MobleyLab / benchmarksets

Benchmark sets for binding free energy calculations: Perpetual review paper, discussion, datasets, and standards
BSD 3-Clause "New" or "Revised" License
42 stars 16 forks source link

Add machine-readable tables for all the sets #67

Open slochower opened 6 years ago

slochower commented 6 years ago

Can we add Markdown tables for the CB7 and GDCC sets like we have for the CD sets? Those are really helpful.

I realize this information is in the manuscript itself, but when setting up calculations on the entire set of systems, it's way easier to use the Markdown (or just csv) tables than the PDF. For example, for each file I'm processing, I can fairly easily write a function to parse the tables and return host, guest, and store the experimental binding affinity for later analysis. Even better would be to list host and guest residue names, along with charge (although I should be able to get that from the SMILES without too much difficulty, but having the charge listed directly would avoid dependencies on e.g., OpenEye or other chemistry-parsing code here and help ensure everyone starts with the same exact state).

I also realize I could submit a PR myself -- and it's on my to-do list -- but by listing it here, someone might take a stab at it before it surfaces to the top for me.

slochower commented 6 years ago

Related to (but maybe more specific than) #49 and #1.

davidlmobley commented 6 years ago

Agreed, yes, we should do this.

I think there is a tool which perhaps could convert, I believe pandoc?

Otherwise maybe CB7 is within @nhenriksen 's interests; GDCC would probably fall to me.

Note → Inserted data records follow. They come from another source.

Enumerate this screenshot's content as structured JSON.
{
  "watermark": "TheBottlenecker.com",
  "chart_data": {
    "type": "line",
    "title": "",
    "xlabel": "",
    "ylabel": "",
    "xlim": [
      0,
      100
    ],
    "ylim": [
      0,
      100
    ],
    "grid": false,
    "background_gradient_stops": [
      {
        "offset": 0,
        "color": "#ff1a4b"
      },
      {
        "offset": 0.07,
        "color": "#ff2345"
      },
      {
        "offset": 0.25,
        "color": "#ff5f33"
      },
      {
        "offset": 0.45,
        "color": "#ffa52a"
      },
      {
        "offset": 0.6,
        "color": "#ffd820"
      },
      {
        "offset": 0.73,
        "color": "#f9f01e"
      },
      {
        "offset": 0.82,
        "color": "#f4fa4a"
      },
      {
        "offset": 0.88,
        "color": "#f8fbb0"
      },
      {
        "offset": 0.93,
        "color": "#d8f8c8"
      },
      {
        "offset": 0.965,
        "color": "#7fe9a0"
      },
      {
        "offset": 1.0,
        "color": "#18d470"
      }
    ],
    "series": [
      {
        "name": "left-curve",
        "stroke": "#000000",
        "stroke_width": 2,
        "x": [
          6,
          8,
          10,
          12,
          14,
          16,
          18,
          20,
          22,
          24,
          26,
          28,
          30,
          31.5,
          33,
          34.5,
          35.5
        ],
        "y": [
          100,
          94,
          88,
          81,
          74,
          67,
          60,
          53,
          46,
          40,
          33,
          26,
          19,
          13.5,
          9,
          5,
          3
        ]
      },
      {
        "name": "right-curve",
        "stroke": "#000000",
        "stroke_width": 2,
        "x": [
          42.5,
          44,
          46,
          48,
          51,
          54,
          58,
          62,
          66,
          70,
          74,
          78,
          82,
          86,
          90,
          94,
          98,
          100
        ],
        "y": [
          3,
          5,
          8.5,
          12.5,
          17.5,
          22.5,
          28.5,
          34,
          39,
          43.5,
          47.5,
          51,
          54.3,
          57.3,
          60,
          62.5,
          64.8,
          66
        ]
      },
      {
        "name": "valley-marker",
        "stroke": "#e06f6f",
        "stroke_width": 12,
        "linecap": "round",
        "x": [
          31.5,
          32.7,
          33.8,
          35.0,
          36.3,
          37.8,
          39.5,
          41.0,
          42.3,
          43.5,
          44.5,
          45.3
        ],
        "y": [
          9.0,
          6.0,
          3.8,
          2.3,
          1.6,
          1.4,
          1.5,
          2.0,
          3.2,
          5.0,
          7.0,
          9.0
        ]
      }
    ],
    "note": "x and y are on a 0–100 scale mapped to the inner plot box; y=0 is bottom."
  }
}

slochower commented 6 years ago

I think you are right, although there are differences between the manuscript table and the ones in the READMEs. I understand this may be because you (?) did not want to bias the calculations by suggesting a particular charge state (I think...). In any case, I appreciate the READMEs in the CD set because the charge states and SMILES strings listed there conform exactly to what I see in the files (at least so far), and I can use that as a sanity check or additional filter while doing the force field conversions. Anyway, this is not a sticking point for me, just an observation!